Your revenue comes entirely from direct sales, not content. If your content isn't the product (e-commerce, SaaS with no content moat), AI crawlers are neutral. Your competitive advantage lives in the product, not the pages.

Frequently Asked Questions

Does Cohere respect robots.txt directives?

Mostly. Publisher reports indicate Cohere compliance rates around 85-90%. Better than ByteSpider (routine violations) but less reliable than GPTBot (near-perfect compliance). Server-level enforcement provides stronger protection than robots.txt alone.

Will blocking Cohere affect my search engine rankings?

No. Cohere operates a specialized AI training crawler, not a search engine. Blocking cohere-ai doesn't affect Google, Bing, or other search crawlers. Your search rankings remain unchanged.

Can I monetize Cohere crawler access through Pay-Per-Crawl?

Not currently. Cohere doesn't integrate with Cloudflare Pay-Per-Crawl or RSL protocol systems. You can allow or block — monetization isn't an option with existing Cohere infrastructure.
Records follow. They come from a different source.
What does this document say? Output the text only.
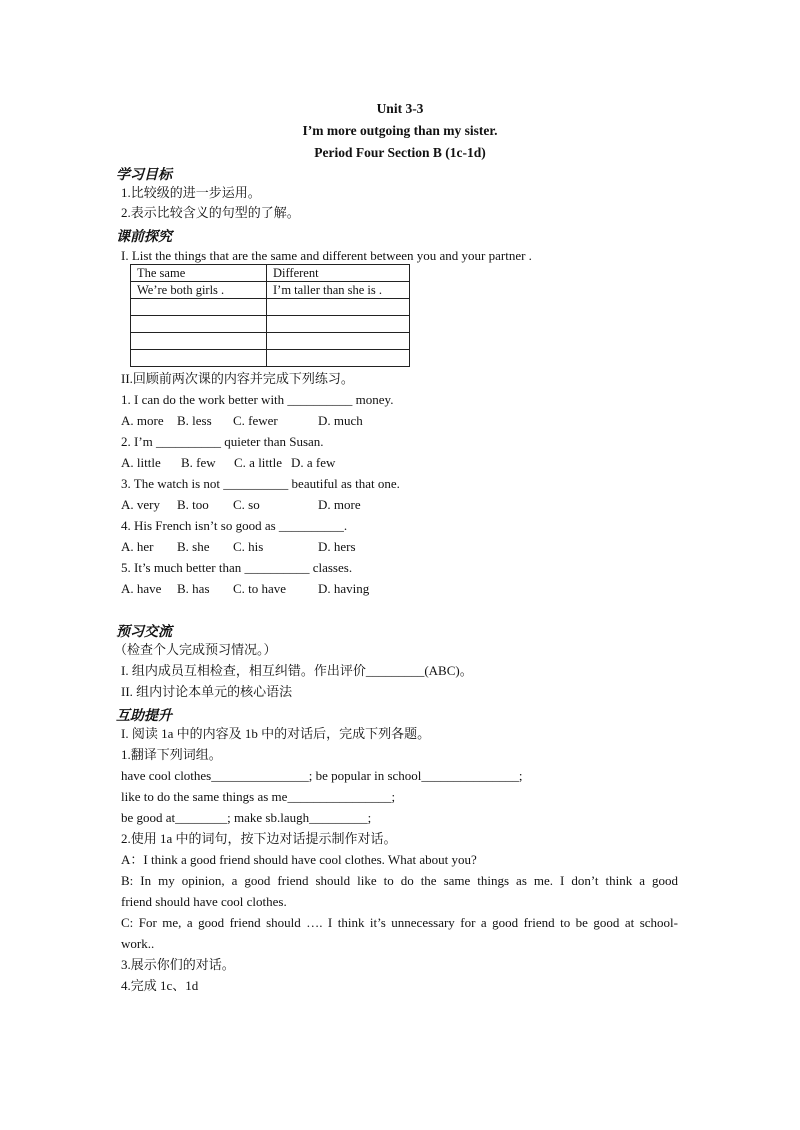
Unit 3-3
I’m more outgoing than my sister.
Period Four Section B (1c-1d)
学习目标
1.比较级的进一步运用。
2.表示比较含义的句型的了解。
课前探究
I. List the things that are the same and different between you and your partner .
The same	Different
We’re both girls .	I’m taller than she is .

II.回顾前两次课的内容并完成下列练习。
1. I can do the work better with __________ money.
A. more B. less C. fewer	D. much
2. I’m __________ quieter than Susan.
A. little B. few C. a little D. a few
3. The watch is not __________ beautiful as that one.
A. very B. too C. so	D. more
4. His French isn’t so good as __________.
A. her B. she C. his	D. hers
5. It’s much better than __________ classes.
A. have B. has C. to have D. having
预习交流
（检查个人完成预习情况。）
I. 组内成员互相检查，相互纠错。作出评价_________(ABC)。
II. 组内讨论本单元的核心语法
互助提升
I. 阅读 1a 中的内容及 1b 中的对话后，完成下列各题。
1.翻译下列词组。
have cool clothes_______________; be popular in school_______________;
like to do the same things as me________________;
be good at________; make sb.laugh_________;
2.使用 1a 中的词句，按下边对话提示制作对话。
A：I think a good friend should have cool clothes. What about you?
B: In my opinion, a good friend should like to do the same things as me. I don’t think a good
friend should have cool clothes.
C: For me, a good friend should …. I think it’s unnecessary for a good friend to be good at school-
work..
3.展示你们的对话。
4.完成 1c、1d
How do I verify blocked Cohere crawler requests?

Check server logs for Cohere user-agent strings: grep "cohere" /var/log/nginx/access.log. After implementing blocks, you should see only 403 (forbidden) responses or near-zero requests. Weekly monitoring confirms sustained effectiveness.

What's Cohere's crawler volume compared to GPTBot?

Cohere generates approximately 15-25% of GPTBot's request volume. The crawler is less aggressive, reflecting Cohere's enterprise focus rather than consumer-scale deployment. Lower volume doesn't reduce strategic importance of blocking — enterprise AI products still extract significant value from training data.

Should I block Cohere if I allow OpenAI or Anthropic?

If you license to OpenAI or Anthropic through Pay-Per-Crawl systems, those crawlers compensate your content access. Cohere doesn't participate in payment systems. Consistent strategy: allow crawlers that pay, block crawlers that don't.

Does blocking affect Cohere's embedding or search products?

Blocking prevents Cohere from training models on your content. If enterprises use Cohere embedding services to power internal search, those services won't surface your content unless their corporate users access it directly (not through Cohere crawling). Your content remains available to direct human access and compensating crawlers.

Can Cohere bypass blocks by spoofing user-agents?

Theoretically possible but less common for established AI companies than for aggressive crawlers like ByteSpider. Cohere operates as a venture-backed enterprise AI company with reputation to maintain. Systematic robots.txt violations or user-agent spoofing creates legal and reputational risk they're unlikely to accept. Blocking through user-agent detection is generally effective for Cohere.